Editors Note:


EDITOR'S NOTE: Fresh off a three year managerial stint, your friendly neighborhood lenslinger is back on the street and under heavy deadline. As the numbing effects of his self-imposed containment wear off, vexing reflections and pithy epistles are sure to follow...

Friday, October 15, 2010

Dreaming Under Deadline...


We were seconds away from our live shot when the drugs kicked in -- but, really, THAT'S a story for another post. What I want to talk to you about tonight are dreams. I have 'em all the time: irrational passion plays, nonsensical operas, psychedelic slide shows. Out of nowhere they catch my mind's eye and before I know it I'm scaling the drapery in some vexing quest that can never be fully explained to a spouse who has to be awake in a couple of hours. I blame my job - as most every scenario I end up wrestling the ottoman over starts off with me and my gear traipsing over some twisted news-scape. Look - those trees are holding a press conference! And if I'm not mistaken, the ribbon those aardvarks are cutting is made of frozen gravy! Good thing I can transmit it all back to the mother ship with this handy neon egg-beater suddenly growing out of my forehead! How else would I make it through that long plastic hallway in time enough to stitch all those eyeballs and diaries together?

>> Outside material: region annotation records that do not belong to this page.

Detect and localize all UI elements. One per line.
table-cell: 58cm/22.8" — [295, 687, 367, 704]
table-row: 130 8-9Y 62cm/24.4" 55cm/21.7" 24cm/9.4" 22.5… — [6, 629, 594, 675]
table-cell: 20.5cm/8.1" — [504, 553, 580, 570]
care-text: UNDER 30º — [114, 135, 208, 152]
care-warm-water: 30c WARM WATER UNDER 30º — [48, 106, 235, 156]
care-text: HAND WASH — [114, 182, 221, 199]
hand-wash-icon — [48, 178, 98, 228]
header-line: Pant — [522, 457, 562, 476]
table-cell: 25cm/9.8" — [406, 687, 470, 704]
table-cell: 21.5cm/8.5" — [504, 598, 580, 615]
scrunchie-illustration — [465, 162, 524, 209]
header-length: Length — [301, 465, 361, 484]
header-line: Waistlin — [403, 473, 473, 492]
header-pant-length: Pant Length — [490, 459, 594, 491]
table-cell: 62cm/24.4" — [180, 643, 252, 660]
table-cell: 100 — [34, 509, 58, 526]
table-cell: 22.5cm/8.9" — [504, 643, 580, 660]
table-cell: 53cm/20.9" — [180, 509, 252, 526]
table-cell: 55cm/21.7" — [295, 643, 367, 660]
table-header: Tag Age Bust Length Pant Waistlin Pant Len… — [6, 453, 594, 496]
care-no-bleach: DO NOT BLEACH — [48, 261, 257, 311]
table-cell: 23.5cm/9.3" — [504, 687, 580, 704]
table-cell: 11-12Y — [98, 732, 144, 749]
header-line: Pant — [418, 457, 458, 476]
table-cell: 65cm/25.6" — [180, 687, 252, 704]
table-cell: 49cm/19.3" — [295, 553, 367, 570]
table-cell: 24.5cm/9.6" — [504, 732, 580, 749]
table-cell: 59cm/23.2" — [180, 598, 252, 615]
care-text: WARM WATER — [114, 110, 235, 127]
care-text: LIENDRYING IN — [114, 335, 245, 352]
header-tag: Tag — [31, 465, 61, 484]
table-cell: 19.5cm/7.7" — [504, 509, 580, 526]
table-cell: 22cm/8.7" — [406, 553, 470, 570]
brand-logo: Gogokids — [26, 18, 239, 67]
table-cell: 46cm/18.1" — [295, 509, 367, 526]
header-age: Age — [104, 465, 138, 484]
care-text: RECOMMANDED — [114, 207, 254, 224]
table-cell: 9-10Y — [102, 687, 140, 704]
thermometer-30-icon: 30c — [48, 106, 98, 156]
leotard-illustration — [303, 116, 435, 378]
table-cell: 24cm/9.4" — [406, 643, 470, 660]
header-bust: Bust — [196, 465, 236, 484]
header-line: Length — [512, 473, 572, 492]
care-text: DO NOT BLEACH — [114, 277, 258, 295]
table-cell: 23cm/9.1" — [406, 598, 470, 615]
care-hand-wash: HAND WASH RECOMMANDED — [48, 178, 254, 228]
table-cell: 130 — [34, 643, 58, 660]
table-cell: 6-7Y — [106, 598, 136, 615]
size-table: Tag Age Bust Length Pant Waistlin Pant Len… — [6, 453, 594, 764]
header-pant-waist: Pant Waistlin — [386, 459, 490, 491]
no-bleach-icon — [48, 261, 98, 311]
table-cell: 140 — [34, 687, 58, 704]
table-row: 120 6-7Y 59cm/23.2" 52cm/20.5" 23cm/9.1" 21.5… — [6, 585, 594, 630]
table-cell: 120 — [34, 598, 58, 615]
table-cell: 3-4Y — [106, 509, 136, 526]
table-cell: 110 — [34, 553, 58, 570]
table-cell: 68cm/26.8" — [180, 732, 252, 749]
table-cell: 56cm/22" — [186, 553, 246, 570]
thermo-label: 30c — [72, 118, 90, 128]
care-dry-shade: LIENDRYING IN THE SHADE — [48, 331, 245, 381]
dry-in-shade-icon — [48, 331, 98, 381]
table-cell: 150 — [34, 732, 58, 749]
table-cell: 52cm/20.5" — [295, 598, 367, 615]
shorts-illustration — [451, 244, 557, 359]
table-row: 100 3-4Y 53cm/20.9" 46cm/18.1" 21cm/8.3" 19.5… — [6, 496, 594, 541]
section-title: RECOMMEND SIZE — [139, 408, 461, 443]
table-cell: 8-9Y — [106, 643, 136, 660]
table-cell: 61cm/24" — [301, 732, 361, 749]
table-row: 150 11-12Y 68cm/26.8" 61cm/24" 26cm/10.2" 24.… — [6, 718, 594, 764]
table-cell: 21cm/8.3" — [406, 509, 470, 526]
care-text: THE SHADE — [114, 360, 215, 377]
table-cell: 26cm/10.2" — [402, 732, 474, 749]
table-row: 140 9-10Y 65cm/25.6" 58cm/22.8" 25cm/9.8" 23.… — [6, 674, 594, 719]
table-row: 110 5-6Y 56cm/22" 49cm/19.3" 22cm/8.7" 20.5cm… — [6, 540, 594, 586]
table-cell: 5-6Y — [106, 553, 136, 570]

Don't answer that. Just know that when I do turn in, the deadlines keep coming. Why else would I wander through dreamland with a hundred pounds of the finest recording equipment 1974 ever chose to forget? I mean, it's pathetic enough trudging through this realm with a viewfinder in my face. Must I do so from the sanctity of my thirty year old Shazam(!) pajamas? (Don't ask.) Better yet, get the hell out of my dream! Must I share everything with you people? Can't a fella craft paragraphs that go nowhere withOUT insisting tens of citizens waste their time trying to decipher what are merely finger exercises? Again, your input is far from needed, as I'm obviously just choosing which delusion I'll use to scare the therapist I'm not seeing. Otherwise, how's a guy like me supposed to sleep? You know how many times I've slept-walked from crack-house to palace with faraway eyes - only to end up in some edit bay haze with only a panicky page from a producer down the hall to me distort my sordid torp ----

ZZZZZZ.... (Thanks to Rad for the disturbing photo!)

2 comments:

Anonymous said...

Hey! I recognize that picture. Maybe YOU can explain it to me. Freaked me out when I saw those guys.

Rad

turdpolisher said...

dude, you need to lay off the coffee.